PSA : des salariés polonais en renfort sur le site de Metz

PSA : des salariés polonais en renfort sur le site de Metz
A Metz, 50 salariés polonais sont venus renforcer les effectifs de l'usine

, publié le samedi 13 juin 2020 à 17h17

Alors que PSA a renoncé à faire venir des travailleurs polonais dans son usine d'Hordain, ils sont déjà 50 Polonais à travailler au sein de l'usine de Metz.

Des salariés polonais de PSA sont depuis quelques jours en renfort sur le site du constructeur automobile à Metz, alors que le gouvernement a annoncé samedi que PSA allait revenir sur sa décision de recourir dans le Nord à de la main d'oeuvre polonaise. "Compte tenu de l'émotion que ce sujet suscite", ce que "nous comprenons dans le contexte actuel du pays", "nous avons travaillé à une solution alternative", permettant "de monter cette équipe supplémentaire" finalement constituée "majoritairement d'intérimaires", a déclaré à l'AFP le responsable communication de PSA Hordain, Jean-Pierre Papin en fin de journée.




50 Polonais de Gliwice à Metz

A Metz, "actuellement 50 Polonais de Gliwice (usine Opel dans le sud de la Pologne, ndlr) ont commencé à travailler lundi". Ces salariés, logés par le groupe, sont payés selon les conventions collectives françaises le temps de ce renfort, a précisé une porte-parole du site qui fabrique des boîtes de vitesse.

Outre ce renfort étranger, "une quinzaine d'employés de Douvrin" dans le Pas-de-Calais ont aussi été relocalisés à Metz, a ajouté l'intéressée.

Sur le site voisin de Trémery, spécialisé dans les moteurs, PSA réfléchit "à faire venir des employés d'autres sites PSA de France et de l'étranger" sur la base du volontariat. La venue d'Allemands travaillant dans des usines Opel "fait partie de la réflexion partagée avec les organisations syndicales au CSE de Trémery", a ajouté la porte-parole.

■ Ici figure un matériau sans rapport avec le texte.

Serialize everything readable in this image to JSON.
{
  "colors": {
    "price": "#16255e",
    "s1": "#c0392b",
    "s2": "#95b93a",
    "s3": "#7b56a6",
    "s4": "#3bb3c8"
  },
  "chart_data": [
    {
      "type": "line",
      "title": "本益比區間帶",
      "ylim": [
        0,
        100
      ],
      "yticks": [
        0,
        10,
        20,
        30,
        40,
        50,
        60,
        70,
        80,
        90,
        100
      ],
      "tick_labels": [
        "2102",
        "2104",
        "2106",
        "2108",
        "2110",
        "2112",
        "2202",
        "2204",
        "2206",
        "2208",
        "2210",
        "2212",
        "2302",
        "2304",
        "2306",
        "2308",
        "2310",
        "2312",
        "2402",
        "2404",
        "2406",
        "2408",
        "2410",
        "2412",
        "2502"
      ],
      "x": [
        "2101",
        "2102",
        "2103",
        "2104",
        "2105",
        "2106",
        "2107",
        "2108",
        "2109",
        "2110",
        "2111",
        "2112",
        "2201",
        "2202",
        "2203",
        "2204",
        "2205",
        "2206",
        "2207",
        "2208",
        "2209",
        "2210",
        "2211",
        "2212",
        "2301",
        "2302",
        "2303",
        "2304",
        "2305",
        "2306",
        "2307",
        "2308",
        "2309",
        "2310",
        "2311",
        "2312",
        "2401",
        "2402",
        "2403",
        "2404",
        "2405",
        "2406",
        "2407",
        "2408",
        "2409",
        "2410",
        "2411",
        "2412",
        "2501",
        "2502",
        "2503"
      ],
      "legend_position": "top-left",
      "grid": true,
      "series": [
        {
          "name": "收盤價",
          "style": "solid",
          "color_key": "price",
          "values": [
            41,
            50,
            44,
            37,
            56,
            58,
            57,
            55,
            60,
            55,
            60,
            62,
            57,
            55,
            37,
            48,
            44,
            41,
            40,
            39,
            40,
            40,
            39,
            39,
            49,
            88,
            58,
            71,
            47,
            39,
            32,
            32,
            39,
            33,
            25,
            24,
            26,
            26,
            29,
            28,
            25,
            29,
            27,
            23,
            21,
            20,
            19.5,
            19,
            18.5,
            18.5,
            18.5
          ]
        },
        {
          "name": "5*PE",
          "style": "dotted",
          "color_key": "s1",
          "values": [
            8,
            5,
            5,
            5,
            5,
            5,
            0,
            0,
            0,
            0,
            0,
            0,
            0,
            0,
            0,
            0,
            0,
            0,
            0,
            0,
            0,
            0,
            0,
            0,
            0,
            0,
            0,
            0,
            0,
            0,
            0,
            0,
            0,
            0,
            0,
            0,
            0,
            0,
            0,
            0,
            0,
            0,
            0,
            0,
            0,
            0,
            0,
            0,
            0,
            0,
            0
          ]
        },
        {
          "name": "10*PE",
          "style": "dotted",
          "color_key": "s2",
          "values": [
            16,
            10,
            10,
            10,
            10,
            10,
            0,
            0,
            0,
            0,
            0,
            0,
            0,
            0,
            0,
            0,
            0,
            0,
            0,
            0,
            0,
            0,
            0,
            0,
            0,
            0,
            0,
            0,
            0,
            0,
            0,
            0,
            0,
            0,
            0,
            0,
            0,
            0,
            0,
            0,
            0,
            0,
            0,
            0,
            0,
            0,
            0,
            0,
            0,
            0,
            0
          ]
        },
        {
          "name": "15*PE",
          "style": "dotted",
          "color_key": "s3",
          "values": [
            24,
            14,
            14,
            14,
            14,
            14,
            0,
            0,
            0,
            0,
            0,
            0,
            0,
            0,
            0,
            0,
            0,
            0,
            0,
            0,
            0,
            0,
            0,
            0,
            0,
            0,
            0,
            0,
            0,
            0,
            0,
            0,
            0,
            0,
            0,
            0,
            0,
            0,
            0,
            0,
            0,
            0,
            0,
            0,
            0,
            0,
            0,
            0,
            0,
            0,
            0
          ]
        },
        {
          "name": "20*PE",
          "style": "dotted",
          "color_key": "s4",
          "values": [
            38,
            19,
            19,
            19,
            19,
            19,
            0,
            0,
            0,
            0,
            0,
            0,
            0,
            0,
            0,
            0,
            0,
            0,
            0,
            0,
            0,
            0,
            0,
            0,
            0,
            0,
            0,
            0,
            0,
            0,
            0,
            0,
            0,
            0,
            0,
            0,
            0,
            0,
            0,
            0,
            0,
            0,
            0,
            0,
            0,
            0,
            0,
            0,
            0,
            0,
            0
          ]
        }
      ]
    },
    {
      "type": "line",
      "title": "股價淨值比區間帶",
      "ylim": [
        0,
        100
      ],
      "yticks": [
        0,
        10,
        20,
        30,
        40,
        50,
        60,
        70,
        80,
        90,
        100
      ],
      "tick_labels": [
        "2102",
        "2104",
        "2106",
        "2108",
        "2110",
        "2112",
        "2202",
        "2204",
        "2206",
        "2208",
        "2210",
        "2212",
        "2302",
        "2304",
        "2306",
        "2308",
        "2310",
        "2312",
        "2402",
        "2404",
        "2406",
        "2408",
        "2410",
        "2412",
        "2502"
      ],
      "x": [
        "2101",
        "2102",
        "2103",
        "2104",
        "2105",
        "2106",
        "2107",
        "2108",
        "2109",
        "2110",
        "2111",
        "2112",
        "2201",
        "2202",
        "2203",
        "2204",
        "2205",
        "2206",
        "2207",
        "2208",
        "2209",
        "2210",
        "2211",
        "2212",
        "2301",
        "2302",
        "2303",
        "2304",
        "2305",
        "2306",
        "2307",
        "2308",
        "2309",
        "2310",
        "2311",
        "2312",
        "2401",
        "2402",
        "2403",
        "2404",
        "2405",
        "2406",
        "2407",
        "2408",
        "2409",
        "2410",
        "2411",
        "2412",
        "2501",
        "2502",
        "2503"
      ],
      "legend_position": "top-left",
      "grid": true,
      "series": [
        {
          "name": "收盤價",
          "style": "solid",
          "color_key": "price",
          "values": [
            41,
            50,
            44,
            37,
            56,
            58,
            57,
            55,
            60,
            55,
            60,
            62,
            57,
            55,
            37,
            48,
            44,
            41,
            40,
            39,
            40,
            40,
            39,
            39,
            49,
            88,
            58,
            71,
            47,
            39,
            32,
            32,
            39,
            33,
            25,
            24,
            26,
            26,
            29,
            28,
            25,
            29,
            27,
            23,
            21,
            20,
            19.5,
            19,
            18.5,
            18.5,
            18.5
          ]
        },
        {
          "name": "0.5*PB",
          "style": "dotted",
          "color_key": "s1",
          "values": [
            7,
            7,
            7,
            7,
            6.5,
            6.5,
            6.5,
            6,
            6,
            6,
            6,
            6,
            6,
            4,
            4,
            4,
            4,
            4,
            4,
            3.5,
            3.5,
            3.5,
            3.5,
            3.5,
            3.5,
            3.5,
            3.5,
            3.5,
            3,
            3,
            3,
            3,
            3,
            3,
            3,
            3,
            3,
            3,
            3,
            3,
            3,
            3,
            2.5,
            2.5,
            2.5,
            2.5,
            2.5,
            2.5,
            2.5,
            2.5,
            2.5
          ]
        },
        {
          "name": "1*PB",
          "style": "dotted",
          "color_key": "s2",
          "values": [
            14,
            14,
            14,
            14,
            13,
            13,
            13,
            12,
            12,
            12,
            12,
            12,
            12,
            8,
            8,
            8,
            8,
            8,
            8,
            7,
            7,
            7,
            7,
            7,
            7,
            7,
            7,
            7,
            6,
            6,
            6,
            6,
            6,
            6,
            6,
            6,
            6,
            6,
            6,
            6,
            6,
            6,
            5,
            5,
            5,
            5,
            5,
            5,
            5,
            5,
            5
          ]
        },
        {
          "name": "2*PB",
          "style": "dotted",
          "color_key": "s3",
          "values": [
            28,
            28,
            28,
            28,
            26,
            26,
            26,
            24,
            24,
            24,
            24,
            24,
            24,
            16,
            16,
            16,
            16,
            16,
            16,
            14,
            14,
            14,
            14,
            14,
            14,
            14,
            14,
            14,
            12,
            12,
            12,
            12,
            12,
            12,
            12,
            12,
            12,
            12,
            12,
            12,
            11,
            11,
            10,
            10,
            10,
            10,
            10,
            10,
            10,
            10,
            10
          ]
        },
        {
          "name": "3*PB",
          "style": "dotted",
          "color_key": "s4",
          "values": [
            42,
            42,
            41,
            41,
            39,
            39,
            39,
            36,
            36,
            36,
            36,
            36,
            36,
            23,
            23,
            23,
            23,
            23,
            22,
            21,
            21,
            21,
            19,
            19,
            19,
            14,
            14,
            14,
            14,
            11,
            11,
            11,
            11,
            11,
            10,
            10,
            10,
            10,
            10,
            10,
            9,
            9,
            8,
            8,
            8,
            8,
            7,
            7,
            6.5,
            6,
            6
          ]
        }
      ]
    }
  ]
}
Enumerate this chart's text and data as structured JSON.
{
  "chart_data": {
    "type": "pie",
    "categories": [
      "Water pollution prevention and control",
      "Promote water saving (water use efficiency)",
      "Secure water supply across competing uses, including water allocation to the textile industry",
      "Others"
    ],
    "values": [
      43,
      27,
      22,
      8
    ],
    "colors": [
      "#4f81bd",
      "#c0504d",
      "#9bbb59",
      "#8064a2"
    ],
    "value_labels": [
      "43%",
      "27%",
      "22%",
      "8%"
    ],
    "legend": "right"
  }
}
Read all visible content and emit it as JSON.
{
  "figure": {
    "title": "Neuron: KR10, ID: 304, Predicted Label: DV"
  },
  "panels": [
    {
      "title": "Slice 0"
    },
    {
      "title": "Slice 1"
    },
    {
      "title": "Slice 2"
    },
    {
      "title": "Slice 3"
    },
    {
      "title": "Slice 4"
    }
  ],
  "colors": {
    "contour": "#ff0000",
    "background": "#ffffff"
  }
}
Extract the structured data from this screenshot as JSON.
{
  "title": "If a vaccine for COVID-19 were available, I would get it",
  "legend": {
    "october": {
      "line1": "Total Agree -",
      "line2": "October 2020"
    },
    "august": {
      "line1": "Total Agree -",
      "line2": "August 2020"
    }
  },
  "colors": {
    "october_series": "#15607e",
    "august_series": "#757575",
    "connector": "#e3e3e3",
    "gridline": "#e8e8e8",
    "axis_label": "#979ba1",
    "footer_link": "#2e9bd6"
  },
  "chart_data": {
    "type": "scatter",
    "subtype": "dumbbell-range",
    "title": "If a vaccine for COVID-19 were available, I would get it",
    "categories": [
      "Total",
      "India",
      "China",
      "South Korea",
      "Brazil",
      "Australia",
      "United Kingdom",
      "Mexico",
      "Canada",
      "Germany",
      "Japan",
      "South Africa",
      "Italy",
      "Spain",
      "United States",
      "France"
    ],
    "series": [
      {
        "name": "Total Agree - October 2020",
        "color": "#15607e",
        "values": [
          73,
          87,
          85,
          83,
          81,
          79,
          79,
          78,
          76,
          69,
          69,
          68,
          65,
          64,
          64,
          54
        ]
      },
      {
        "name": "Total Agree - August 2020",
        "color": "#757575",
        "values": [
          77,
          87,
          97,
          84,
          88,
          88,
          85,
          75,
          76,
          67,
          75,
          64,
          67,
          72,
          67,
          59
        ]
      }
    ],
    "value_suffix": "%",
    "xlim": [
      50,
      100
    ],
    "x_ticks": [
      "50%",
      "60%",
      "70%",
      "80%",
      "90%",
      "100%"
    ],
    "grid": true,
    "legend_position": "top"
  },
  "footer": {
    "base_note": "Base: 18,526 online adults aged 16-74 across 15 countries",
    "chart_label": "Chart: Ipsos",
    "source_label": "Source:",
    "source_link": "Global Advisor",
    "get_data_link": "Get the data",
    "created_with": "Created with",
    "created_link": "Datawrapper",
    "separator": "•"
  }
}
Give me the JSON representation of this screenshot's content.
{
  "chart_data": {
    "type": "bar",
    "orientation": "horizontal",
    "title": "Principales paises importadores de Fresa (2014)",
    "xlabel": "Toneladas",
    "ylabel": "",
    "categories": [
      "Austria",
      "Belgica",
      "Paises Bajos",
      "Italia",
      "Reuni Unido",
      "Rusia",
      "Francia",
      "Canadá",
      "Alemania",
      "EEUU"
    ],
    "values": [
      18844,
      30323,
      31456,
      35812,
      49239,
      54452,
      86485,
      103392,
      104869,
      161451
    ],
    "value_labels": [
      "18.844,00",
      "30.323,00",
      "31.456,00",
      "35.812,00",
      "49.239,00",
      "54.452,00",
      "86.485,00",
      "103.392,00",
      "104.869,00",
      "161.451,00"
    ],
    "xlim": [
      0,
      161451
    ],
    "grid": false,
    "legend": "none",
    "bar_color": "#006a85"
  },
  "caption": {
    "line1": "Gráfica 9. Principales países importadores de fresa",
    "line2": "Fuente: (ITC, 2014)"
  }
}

Sur ce site, il y a déjà "une quinzaine" d'employés du site de Mulhouse en renfort.

Eviter de faire appel à des intérimaires

"On est au stade de chercher des solutions pour trouver des gens pour rejoindre nos équipes qui ne sont pas au complet sans faire appel à des intérimaires" puisqu'il y a encore des mesures de chômage partiel dans le groupe, selon les fonctions et les sites, a expliqué la porte-parole.

La direction de l'usine d'Hordain avait annoncé l'arrivée en renfort la semaine prochaine de 120 Polonais de l'usine de Gliwice, puis de 150 autres la semaine suivante. Carlos Tavares, le patron de PSA, "s'est engagé à revenir sur cette décision" auprès du ministre de l'Economie Bruno Le Maire, a indiqué le ministère à l'AFP. "Le ministre a eu Carlos Tavares ce matin, les deux hommes s'entendent bien, ça a été une discussion constructive et M. Tavares s'est engagé à revenir sur cette décision", a déclaré le ministère.

Les syndicats montent au créneau

Sur Franceinfo, Jean-Pierre Mercier, délégué syndical CGT chez PSA, a déclaré samedi ne faire "aucune confiance à la ministre du Travail pour régler le problème". "La ministre est du côté de PSA. Ils vont s'entendre sur le dos des intérimaires, sur le dos des travailleurs de PSA et de nos camarades de Pologne, d'Espagne et d'Allemagne", a-t-il regretté, estimant que PSA jouait "la mise en concurrence des salariés les uns contre les autres" depuis des années.

"On demande qu'on autorise à reprendre les intérimaires qui étaient présents sur le site et qu'ils puissent revenir travailler, ça arrangerait tout le monde", a déclaré Mickaël Montasprini, responsable de la section syndicale CFDT à Trémery à l'AFP. Ce dernier dénonce en effet des "montées de cadence" qui rendent actuellement les conditions de travail difficiles pour les employés de l'usine de Tremery.